Comparative Context and Prior Reviews
- Prior reviews found mixed MHP attitudes; sometimes similar to or more negative than general population.
- MHP often share public beliefs about dangerousness and limited recovery, despite support for treatments and rights.
- Disorder-specific focus is important due to varying stigma across diagnoses.

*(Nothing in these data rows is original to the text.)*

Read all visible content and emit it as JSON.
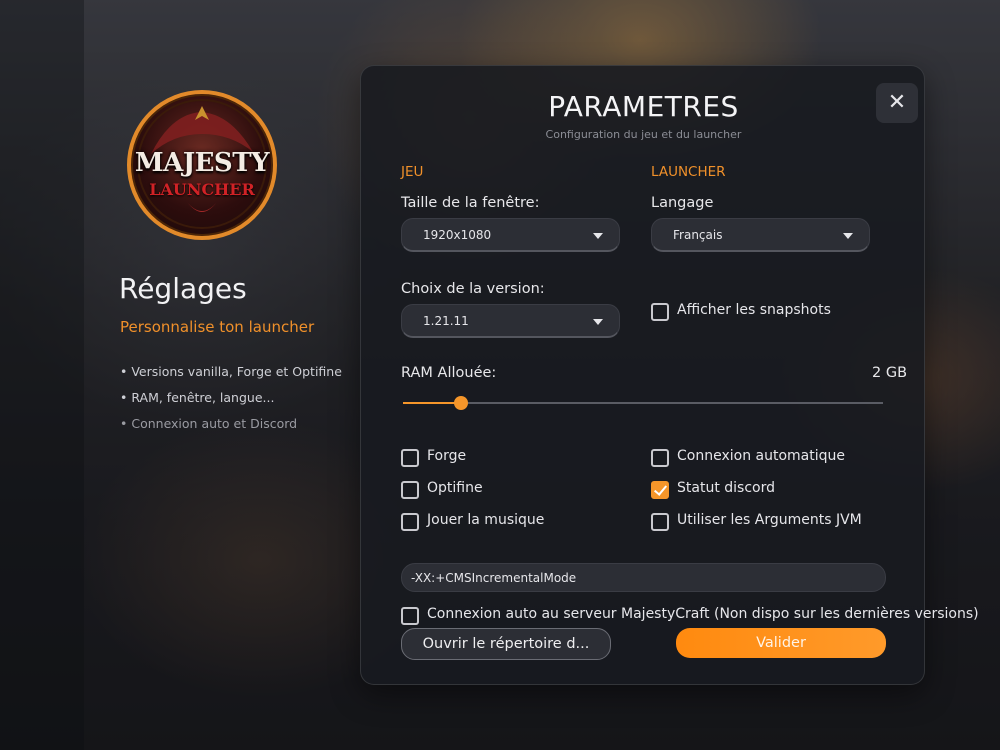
{
  "colors": {
    "accent": "#f5962a",
    "panel_bg": "#181a20",
    "input_bg": "#2c2e35"
  },
  "logo": {
    "title": "MAJESTY",
    "subtitle": "LAUNCHER"
  },
  "sidebar": {
    "title": "Réglages",
    "subtitle": "Personnalise ton launcher",
    "bullets": [
      "• Versions vanilla, Forge et Optifine",
      "• RAM, fenêtre, langue...",
      "• Connexion auto et Discord"
    ]
  },
  "panel": {
    "title": "PARAMETRES",
    "subtitle": "Configuration du jeu et du launcher",
    "close_icon": "close-icon",
    "sections": {
      "game": "JEU",
      "launcher": "LAUNCHER"
    },
    "window_size": {
      "label": "Taille de la fenêtre:",
      "value": "1920x1080"
    },
    "language": {
      "label": "Langage",
      "value": "Français"
    },
    "version": {
      "label": "Choix de la version:",
      "value": "1.21.11"
    },
    "snapshots": {
      "label": "Afficher les snapshots",
      "checked": false
    },
    "ram": {
      "label": "RAM Allouée:",
      "value_label": "2 GB",
      "fraction": 0.12
    },
    "options_left": [
      {
        "label": "Forge",
        "checked": false
      },
      {
        "label": "Optifine",
        "checked": false
      },
      {
        "label": "Jouer la musique",
        "checked": false
      }
    ],
    "options_right": [
      {
        "label": "Connexion automatique",
        "checked": false
      },
      {
        "label": "Statut discord",
        "checked": true
      },
      {
        "label": "Utiliser les Arguments JVM",
        "checked": false
      }
    ],
    "jvm_args": {
      "value": "-XX:+CMSIncrementalMode"
    },
    "auto_connect": {
      "label": "Connexion auto au serveur MajestyCraft (Non dispo sur les dernières versions)",
      "checked": false
    },
    "open_dir_label": "Ouvrir le répertoire d...",
    "validate_label": "Valider"
  }
}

Structured Summary of the Review
| Aspect | Details |
|---|
| Timeframe | 1999–2019 |
| Number of studies | 38 |
| Total MHP participants | 10,926 |
| Comparisons made | Across disorders; MHP vs other groups; associated factors |
| Key positive MHP differences | Less dangerousness beliefs; more positive on pharmacological treatment |
| Inconsistent areas | Prognosis beliefs; social distance |
| Factors with inconsistent links | Age; education; profession; practice length |
| Factors with clearer links | Work setting; biological causal beliefs |
Impacts of Stigma (Context from Introduction)
- Harms individuals and families: symptoms, self-esteem, quality of life, empowerment.
- Reduces care seeking and adherence; linked to suicidality after controlling for symptoms.
- Societal effects: employment, income, benefits allocation, healthcare costs.
- Many people with schizophrenia experience high self-stigma; some describe it as a “second illness.”
Evidence Base Details
- Eight studies compared schizophrenia stigma in MHP with other pathologies.
- Twenty studies compared MHP with other health professionals.
- Eighteen studies analyzed factors associated with MHP stigma.
Key Terms & Definitions
- Public stigma: Cognitive, affective, behavioral reactions of stigmatizers.
- Self-stigma: Anticipation and internalization of stigma by affected individuals.
- Stigma by association: Reactions toward those associated with stigmatized persons.
- Structural stigma: Institutional and ideological perpetuation of stigma.
- Stereotypes/Prejudices/Discrimination: Beliefs, attitudes, behaviors in stigma.
Action Items / Next Steps
- Conduct targeted research on schizophrenia stigma specifically among MHP.
- Control for work setting and causal belief variables to identify stigma predictors.
- Clarify inconsistent associations (age, education, profession, experience) in future studies.